With BIP-119, I've worked diligently to look at a wide variety of use cases and patterns to make sure that CHECKTEMPLATEVERIFY is compatible, even with it's restrictions.
I'm not confident that we'd be able to ever make something much more flexible than CHECKTEMPLATEVERIFY given the propensity for such transaction introspection to trigger superlinear hashing issues.
It's also less clear to me that additional flexibility is required for CheckTemplateVerify to cover the bases sufficiently. Is there a particular application that you have in mind that you believe CheckTemplateVerify to not work well for?
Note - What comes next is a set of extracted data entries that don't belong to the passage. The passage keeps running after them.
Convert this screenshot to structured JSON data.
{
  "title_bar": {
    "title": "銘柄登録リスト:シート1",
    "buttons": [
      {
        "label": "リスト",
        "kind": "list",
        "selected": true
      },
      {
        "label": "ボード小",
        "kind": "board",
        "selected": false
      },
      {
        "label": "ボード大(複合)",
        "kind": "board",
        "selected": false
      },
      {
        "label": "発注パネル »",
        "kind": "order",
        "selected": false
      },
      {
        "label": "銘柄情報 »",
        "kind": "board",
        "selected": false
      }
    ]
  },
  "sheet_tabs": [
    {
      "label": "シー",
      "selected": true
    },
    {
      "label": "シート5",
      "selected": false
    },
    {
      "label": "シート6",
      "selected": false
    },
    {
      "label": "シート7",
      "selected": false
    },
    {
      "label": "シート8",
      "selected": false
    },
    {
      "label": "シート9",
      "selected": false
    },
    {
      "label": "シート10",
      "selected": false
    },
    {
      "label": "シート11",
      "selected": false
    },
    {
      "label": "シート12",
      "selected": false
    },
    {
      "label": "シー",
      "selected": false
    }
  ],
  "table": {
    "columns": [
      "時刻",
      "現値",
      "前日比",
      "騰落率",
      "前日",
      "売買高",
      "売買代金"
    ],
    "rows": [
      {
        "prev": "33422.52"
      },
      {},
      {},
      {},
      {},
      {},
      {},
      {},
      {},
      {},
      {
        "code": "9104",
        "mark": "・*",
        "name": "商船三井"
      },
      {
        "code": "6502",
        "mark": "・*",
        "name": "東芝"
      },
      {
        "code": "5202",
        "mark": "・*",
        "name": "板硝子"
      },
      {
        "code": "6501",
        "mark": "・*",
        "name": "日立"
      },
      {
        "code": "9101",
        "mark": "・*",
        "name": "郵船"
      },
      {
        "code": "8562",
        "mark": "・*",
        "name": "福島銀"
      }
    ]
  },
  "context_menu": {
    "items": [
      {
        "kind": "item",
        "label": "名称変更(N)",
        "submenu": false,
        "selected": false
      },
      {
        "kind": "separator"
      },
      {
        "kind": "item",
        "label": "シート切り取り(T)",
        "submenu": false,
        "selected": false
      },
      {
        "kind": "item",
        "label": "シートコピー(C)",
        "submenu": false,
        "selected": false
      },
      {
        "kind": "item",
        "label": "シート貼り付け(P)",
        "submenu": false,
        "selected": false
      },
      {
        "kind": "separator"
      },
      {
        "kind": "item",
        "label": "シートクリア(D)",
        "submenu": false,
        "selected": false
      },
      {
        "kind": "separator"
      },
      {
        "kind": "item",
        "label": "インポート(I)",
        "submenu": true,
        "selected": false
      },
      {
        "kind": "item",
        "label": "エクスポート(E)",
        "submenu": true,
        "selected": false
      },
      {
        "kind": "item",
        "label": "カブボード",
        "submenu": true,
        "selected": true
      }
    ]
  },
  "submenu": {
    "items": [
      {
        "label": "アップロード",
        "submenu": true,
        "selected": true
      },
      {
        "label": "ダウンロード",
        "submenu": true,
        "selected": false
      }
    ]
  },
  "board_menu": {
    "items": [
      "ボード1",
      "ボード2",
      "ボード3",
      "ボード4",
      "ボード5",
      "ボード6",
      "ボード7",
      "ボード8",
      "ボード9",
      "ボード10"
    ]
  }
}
I am happy to look into it and see if there's a similar design that works well under CTV.
From my experience designing around it, CheckTemplateVerify is going to be a useful tool in the belt for payment channels, vaults, payment pools, and much more. For some protocols where CheckTemplateVerify seems insufficient or unwieldy to use, what I've seen is that a small set of new opcodes (such as OP_CAT, OP_MBV, OP_CHECKINPUT) were required for the design in addition to a covenant system, but the designs were ultimately compatible with OP_CTV (without crazy scripts like checksigfromstack covenants).
If you can give a concrete protocol example of where you think OP_CTV falls short I'm happy to walk through how you can build something sufficient with OP_CTV.
In general, I also think that rather than pursuing a "magic bullet" (which could be some snark verifier opcode, potentially), it's nice to add functionality in compose-able chunks so that the network can benefit from new use cases immediately and we can inform our later engineering efforts from real world use cases.
Lastly, I apologize to anyone who feels that I've been trying to ram a change down the network's throat. I've tried to make every effort to form an inclusive review and development process, with numerous presentations, online resources at
https://utxos.org, mailing lists posts, reference implementations, a BIP, one on one meetings with companies, and a workshop that many will attend next weekend (invite still stands Greg!), but I understand that individuals expectations of procedure vary. At the end of the day, everyone wants something different from Bitcoin.
While I don't agree with Greg's characterizations of my work -- neither on a technical level nor on a procedural level -- I trust the Bitcoin network & it's participants carefully weigh changes and improvements and decide what's best.